The puritan Thomas Goodwin (1600-1679) wrote a breathtaking commentary on Ephesians: about a thousand dense pages that only cover up through chapter two, verse 11. Before launching into his exposition, Goodwin offers a few remarks about just how great the epistle to the Ephesians is.
He quotes Jerome’s comment that Ephesians is “like the heart in the midst of the body,” (quomodo cor animalis in medio est), and says that just as the heart is “the prime seat and fountain of spirits,and the fullest thereof,” Ephesians has everything important in it that you can find anywhere in Scripture. In fact, it has “more of the spirits, the quintessence of the mysteries of Christ,” than can be found anywhere else in the Bible.
And in case you don’t believe Goodwin or Jerome, Goodwin hazards the observation that Paul himself seemed to be aware that he’d written something especially specially special: In Ephesians 3:3, Paul says that a rich treasury of insight into the mystery of the gospel had been given to him, “as I said before.” Goodwin thinks “as I said before” means “up there, the last couple of chapters.”
From there Goodwin turns to some thoughts on Paul’s relationship to the church in Ephesus, first noting that he had declared to them “the full counsel of God” while he was in their city (Acts 26:27). “So, now absent” Paul seems “to have singled out to utter in this epistle the utmost depths of that counsel.”

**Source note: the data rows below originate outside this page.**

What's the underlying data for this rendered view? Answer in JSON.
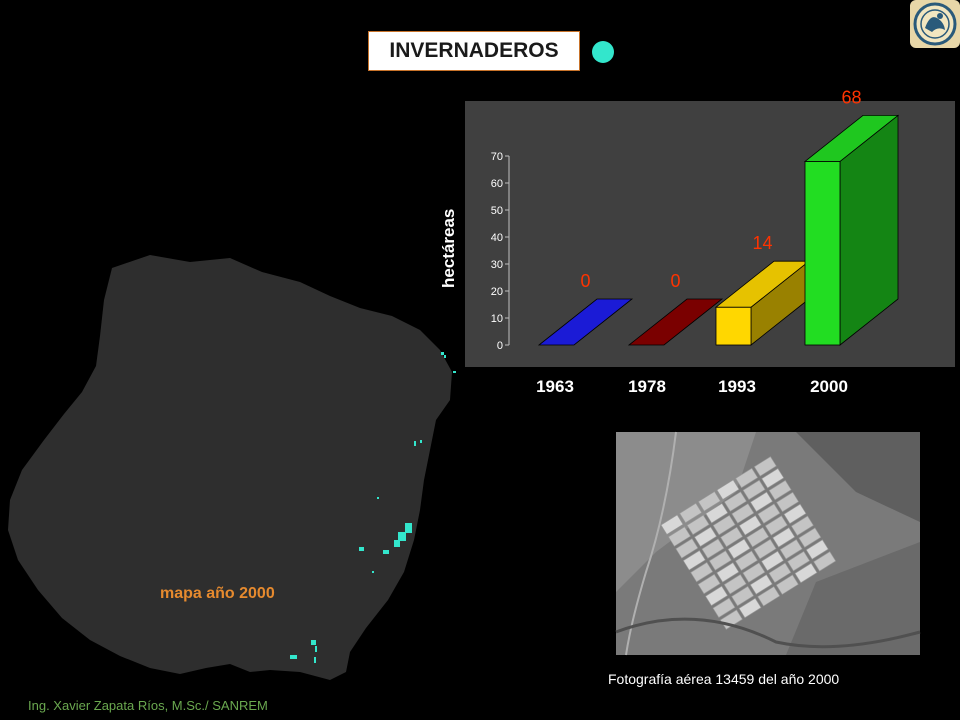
{
  "title": "INVERNADEROS",
  "legend_color": "#33e6cc",
  "map_label": "mapa año 2000",
  "photo_caption": "Fotografía aérea 13459 del año 2000",
  "credit": "Ing. Xavier Zapata Ríos, M.Sc./ SANREM",
  "logo_icon": "institutional-seal-icon",
  "chart_data": {
    "type": "bar",
    "title": "",
    "xlabel": "",
    "ylabel": "hectáreas",
    "categories": [
      "1963",
      "1978",
      "1993",
      "2000"
    ],
    "values": [
      0,
      0,
      14,
      68
    ],
    "data_labels": [
      "0",
      "0",
      "14",
      "68"
    ],
    "colors": [
      "#1b1bd6",
      "#7a0000",
      "#ffd700",
      "#22dd22"
    ],
    "yticks": [
      0,
      10,
      20,
      30,
      40,
      50,
      60,
      70
    ],
    "ylim": [
      0,
      70
    ],
    "grid": false,
    "style": "3d"
  }
}
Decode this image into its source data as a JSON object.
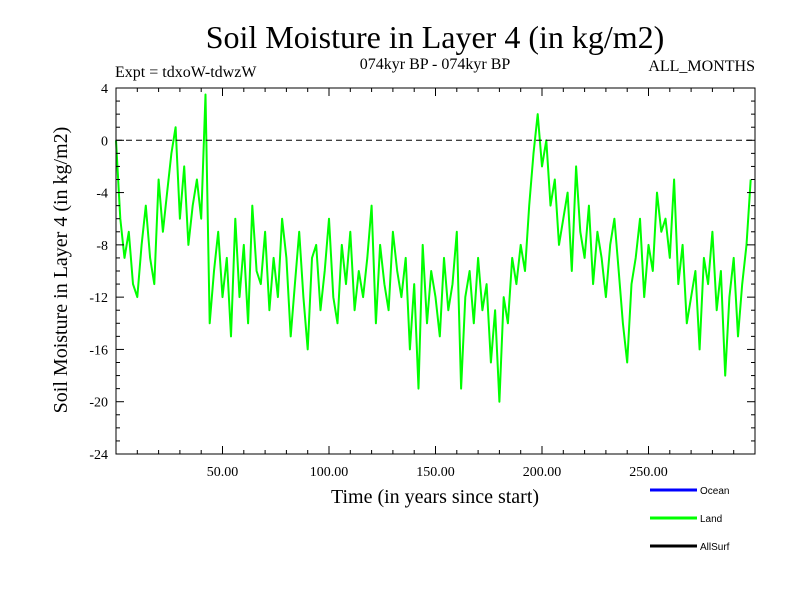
{
  "chart_data": {
    "type": "line",
    "title": "Soil Moisture in Layer 4 (in kg/m2)",
    "subtitle_left": "Expt = tdxoW-tdwzW",
    "subtitle_center": "074kyr BP - 074kyr BP",
    "subtitle_right": "ALL_MONTHS",
    "xlabel": "Time (in years since start)",
    "ylabel": "Soil Moisture in Layer 4 (in kg/m2)",
    "xlim": [
      0,
      300
    ],
    "ylim": [
      -24,
      4
    ],
    "x_ticks": [
      50,
      100,
      150,
      200,
      250
    ],
    "x_tick_labels": [
      "50.00",
      "100.00",
      "150.00",
      "200.00",
      "250.00"
    ],
    "y_ticks": [
      4,
      0,
      -4,
      -8,
      -12,
      -16,
      -20,
      -24
    ],
    "y_tick_labels": [
      "4",
      "0",
      "-4",
      "-8",
      "-12",
      "-16",
      "-20",
      "-24"
    ],
    "reference_line_y": 0,
    "legend_position": "bottom-right",
    "series": [
      {
        "name": "Ocean",
        "color": "#0000ff",
        "x": [],
        "y": []
      },
      {
        "name": "Land",
        "color": "#00ff00",
        "x": [
          0,
          2,
          4,
          6,
          8,
          10,
          12,
          14,
          16,
          18,
          20,
          22,
          24,
          26,
          28,
          30,
          32,
          34,
          36,
          38,
          40,
          42,
          44,
          46,
          48,
          50,
          52,
          54,
          56,
          58,
          60,
          62,
          64,
          66,
          68,
          70,
          72,
          74,
          76,
          78,
          80,
          82,
          84,
          86,
          88,
          90,
          92,
          94,
          96,
          98,
          100,
          102,
          104,
          106,
          108,
          110,
          112,
          114,
          116,
          118,
          120,
          122,
          124,
          126,
          128,
          130,
          132,
          134,
          136,
          138,
          140,
          142,
          144,
          146,
          148,
          150,
          152,
          154,
          156,
          158,
          160,
          162,
          164,
          166,
          168,
          170,
          172,
          174,
          176,
          178,
          180,
          182,
          184,
          186,
          188,
          190,
          192,
          194,
          196,
          198,
          200,
          202,
          204,
          206,
          208,
          210,
          212,
          214,
          216,
          218,
          220,
          222,
          224,
          226,
          228,
          230,
          232,
          234,
          236,
          238,
          240,
          242,
          244,
          246,
          248,
          250,
          252,
          254,
          256,
          258,
          260,
          262,
          264,
          266,
          268,
          270,
          272,
          274,
          276,
          278,
          280,
          282,
          284,
          286,
          288,
          290,
          292,
          294,
          296,
          298
        ],
        "y": [
          0.0,
          -6,
          -9,
          -7,
          -11,
          -12,
          -8,
          -5,
          -9,
          -11,
          -3,
          -7,
          -4,
          -1,
          1,
          -6,
          -2,
          -8,
          -5,
          -3,
          -6,
          3.5,
          -14,
          -10,
          -7,
          -12,
          -9,
          -15,
          -6,
          -12,
          -8,
          -14,
          -5,
          -10,
          -11,
          -7,
          -13,
          -9,
          -12,
          -6,
          -9,
          -15,
          -11,
          -7,
          -12,
          -16,
          -9,
          -8,
          -13,
          -10,
          -6,
          -12,
          -14,
          -8,
          -11,
          -7,
          -13,
          -10,
          -12,
          -9,
          -5,
          -14,
          -8,
          -11,
          -13,
          -7,
          -10,
          -12,
          -9,
          -16,
          -11,
          -19,
          -8,
          -14,
          -10,
          -12,
          -15,
          -9,
          -13,
          -11,
          -7,
          -19,
          -12,
          -10,
          -14,
          -9,
          -13,
          -11,
          -17,
          -13,
          -20,
          -12,
          -14,
          -9,
          -11,
          -8,
          -10,
          -5,
          -1,
          2,
          -2,
          0,
          -5,
          -3,
          -8,
          -6,
          -4,
          -10,
          -2,
          -7,
          -9,
          -5,
          -11,
          -7,
          -9,
          -12,
          -8,
          -6,
          -10,
          -14,
          -17,
          -11,
          -9,
          -6,
          -12,
          -8,
          -10,
          -4,
          -7,
          -6,
          -9,
          -3,
          -11,
          -8,
          -14,
          -12,
          -10,
          -16,
          -9,
          -11,
          -7,
          -13,
          -10,
          -18,
          -12,
          -9,
          -15,
          -11,
          -8,
          -3
        ]
      },
      {
        "name": "AllSurf",
        "color": "#000000",
        "x": [],
        "y": []
      }
    ]
  }
}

Why did Paul write his masterpiece (“what he himself esteemed his masterpiece”) to the Ephesians? Goodwin thinks it has a lot to do with the character of the church in Ephesus. He quotes the Greek orator Philostratus as having called Ephesus a city that “excelled all other cities in wisdom and learning, and over-abounded in thousand of learned men.” Some of this genius and curiosity had led the educated class of the city astray, of course, to study magic and esoteric traditions, to their harm. But as Acts 19 records, when they heard the gospel, they renounced those ideas, even to the point of bringing out the books and setting them on fire. This “supereminent self-denial,” muses Goodwin, “might be the reason why God honoured them with an epistle so sublime, by way of recompense.” They were being like Paul, who counted his previous intellectual attainments “but as dung and dogs’ meat, for the excellency of the knowledge of Christ.” Moses too, knew what was to be gained from the best Egyptian education and culture, but renounced it for the sake of God’s revealed truth.